Real estate market: Michael Midler, president, and CEO of Century 22 said Monday that the real estate market is “not yet ready to go down” and will continue to move in a “faster direction” amid sluggish demand. Miller told “Mornings with Maria” that the market is still hot because “a lot of buyers are trying to exit and beat further mortgage rate hikes.”
According to The National, he revealed shortly before commenting on “Morning with Maria” that current home sales rose 0.8% in October over the previous month, to a seasonally adjusted annual rate of 6.34 million, which Represents two consecutive months of growth. Realtors Association.
The real estate market will continue to grow
The association also noted that the current median home selling price rose 13.1% to $353,900 compared to the same period last year and that unsold home inventories fell 12% to 1.25 million, which equates to about two and a half months of monthly sales. Sales speed.
NAR’s chief economist, Lawrence Yun, said in a press release that Monday’s data proves that “home sales remain resilient despite lower inventory and increased affordability challenges.”
Midler agreed with that sentiment, telling host Maria Bartiromo on Monday that he “continues to see the market moving in a very fast direction because there is a lot of demand for people trying to buy homes in this country.”
How do online surveys work? 16 Best Online Survey Websites
Car Insurance Myths Debunked
Lawrence also noted in Monday’s press release that “inflationary pressures, such as rapidly rising rents and rising consumer prices, may prompt some potential buyers to seek consistent and persistent mortgage payment protection.”
Earlier this month, it was revealed that US consumer prices have risen at the fastest annual pace in more than 30 years as supply chain bottlenecks and material shortages remain.
Real estate market examples
The Labor Department said its consumer price index rose 6.2% year-on-year in October. This is the biggest annual gain since November 1990. Prices are up 0.9% month over month.
Shelter costs rose 0.5% last month and are 3.5% higher than last year’s levels.
Midler on Monday also noted that “on the front of the building, we’re far behind.”
From the downturn in 2008 to where we are now, we are at historic lows in terms of building people.”
Make money online data entry jobs free registration
How to earn money from the URL Shortener website?
“Here is the truth of the matter; between 2012 and 2021, there were approximately 12 million new household formations, and we only had 7 million homes built in this country, so we have to double the pace in the next five years to catch up.

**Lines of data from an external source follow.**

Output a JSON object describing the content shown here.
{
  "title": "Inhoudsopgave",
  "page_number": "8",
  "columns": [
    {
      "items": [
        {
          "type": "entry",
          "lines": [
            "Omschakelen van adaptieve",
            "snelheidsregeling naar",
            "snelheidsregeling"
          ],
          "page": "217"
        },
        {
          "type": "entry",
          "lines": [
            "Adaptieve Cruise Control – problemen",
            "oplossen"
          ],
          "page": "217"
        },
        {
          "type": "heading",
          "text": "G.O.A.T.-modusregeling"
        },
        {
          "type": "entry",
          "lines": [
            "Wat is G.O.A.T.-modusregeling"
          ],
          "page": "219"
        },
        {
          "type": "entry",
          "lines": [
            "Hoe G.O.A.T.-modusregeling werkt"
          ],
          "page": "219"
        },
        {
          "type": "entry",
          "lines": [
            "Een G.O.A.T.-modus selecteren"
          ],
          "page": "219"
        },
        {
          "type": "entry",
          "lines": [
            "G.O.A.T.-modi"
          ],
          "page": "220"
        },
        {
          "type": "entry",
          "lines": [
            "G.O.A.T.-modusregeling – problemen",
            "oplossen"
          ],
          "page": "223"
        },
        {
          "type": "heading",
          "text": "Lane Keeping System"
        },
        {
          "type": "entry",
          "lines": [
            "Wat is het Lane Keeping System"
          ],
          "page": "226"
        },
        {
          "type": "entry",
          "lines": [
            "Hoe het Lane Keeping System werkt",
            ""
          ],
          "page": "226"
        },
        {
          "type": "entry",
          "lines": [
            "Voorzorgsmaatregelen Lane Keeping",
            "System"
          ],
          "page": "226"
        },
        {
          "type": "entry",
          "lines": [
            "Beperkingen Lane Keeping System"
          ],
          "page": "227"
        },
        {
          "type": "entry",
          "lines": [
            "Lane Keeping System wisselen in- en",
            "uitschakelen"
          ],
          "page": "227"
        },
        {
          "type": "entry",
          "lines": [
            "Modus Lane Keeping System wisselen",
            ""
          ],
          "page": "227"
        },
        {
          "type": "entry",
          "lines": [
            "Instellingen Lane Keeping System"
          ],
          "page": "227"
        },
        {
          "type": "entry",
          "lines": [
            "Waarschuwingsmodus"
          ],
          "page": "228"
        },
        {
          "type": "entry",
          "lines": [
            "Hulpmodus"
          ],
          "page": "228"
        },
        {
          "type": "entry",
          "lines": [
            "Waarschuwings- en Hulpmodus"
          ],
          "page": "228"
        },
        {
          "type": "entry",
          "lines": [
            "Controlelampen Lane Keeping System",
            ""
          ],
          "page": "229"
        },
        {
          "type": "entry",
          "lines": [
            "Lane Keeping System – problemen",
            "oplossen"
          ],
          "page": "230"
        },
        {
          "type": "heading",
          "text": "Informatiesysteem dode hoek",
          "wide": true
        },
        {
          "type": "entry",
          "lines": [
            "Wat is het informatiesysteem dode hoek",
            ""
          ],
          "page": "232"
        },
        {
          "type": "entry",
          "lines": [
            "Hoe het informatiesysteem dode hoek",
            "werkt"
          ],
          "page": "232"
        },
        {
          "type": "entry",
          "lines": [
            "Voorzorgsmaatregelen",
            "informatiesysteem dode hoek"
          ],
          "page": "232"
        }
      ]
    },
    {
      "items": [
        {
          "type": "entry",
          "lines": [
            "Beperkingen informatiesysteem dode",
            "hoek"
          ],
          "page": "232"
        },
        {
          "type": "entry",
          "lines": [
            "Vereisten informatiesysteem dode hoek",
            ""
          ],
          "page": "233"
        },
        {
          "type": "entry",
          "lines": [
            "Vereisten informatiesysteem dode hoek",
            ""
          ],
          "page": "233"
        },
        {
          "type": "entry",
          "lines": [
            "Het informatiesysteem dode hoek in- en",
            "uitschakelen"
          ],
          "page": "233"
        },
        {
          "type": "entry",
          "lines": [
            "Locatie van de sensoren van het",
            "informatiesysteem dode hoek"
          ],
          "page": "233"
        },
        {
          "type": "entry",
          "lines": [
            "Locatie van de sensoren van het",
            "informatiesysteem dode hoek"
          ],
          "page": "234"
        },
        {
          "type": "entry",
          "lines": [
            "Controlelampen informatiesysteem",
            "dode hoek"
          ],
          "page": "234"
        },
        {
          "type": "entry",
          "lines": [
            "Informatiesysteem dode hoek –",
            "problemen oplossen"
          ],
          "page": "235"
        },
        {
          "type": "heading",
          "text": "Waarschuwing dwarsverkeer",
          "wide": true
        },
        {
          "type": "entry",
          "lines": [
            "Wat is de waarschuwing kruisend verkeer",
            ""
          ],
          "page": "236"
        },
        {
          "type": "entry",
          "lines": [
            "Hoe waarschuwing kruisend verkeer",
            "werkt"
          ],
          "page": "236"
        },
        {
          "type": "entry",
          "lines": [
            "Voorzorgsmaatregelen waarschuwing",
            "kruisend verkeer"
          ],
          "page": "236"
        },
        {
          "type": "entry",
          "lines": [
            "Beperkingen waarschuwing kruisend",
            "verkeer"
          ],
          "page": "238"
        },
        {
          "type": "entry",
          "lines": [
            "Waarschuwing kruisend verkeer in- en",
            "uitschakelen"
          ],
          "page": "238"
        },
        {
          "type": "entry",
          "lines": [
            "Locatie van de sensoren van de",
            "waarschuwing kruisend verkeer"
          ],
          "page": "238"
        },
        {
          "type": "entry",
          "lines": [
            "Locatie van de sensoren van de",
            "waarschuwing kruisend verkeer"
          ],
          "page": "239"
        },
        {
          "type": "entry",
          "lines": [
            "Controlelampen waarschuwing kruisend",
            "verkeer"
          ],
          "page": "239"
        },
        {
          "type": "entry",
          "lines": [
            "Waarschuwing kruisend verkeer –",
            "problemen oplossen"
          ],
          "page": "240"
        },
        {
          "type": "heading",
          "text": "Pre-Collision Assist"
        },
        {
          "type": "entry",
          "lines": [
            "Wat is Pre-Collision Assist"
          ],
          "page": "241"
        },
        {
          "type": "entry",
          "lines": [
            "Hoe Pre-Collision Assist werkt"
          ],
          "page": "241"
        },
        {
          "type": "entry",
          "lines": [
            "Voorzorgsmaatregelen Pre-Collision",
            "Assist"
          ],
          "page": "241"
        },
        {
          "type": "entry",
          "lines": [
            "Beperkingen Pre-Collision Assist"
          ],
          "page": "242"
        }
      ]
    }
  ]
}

We ask To be there “.
However, this could prove difficult if supply chain disruptions persist. Earlier this month, the chief executive of the National Association of Home Builders, Jerry Howard, noted that these bottlenecks are creating unprecedented problems, telling Varney & Co. that they are causing “unusual conditions” as they relate to new homes.
Howard acknowledged that the issues do not affect sentiment, but he stressed that “the supply chain is still a headwind.”
Host Stuart Varney also told the host that “demand is too strong and supply is too short” for new homes and argued that if the supply chain can be “fixed” there are “real good years” waiting for the market.
Howard provided insight into the industry on the same day he learned that homebuilder confidence rose in November as lower inventory and strong buyer demand helped boost confidence despite ongoing supply chain disruptions.
The National Association of Home Builders/Wells Fargo housing market index rose three points to 83 this month. Analysts polled by Refinitiv had expected homemaking sentiment at 80.
The indicator can range from 0 to 100, with any print over 50 indicating positive sentiment. Any figure above 80 indicates strong demand.
Midler told Bartiromo that “all areas of the market” are currently seeing an increase in new construction, but noted that there is a “hot market in the South” as there are “more buildings” in cities including Raleigh and Wilmington, North Carolina. . As well as parts of Jacksonville, Florida, and Texas.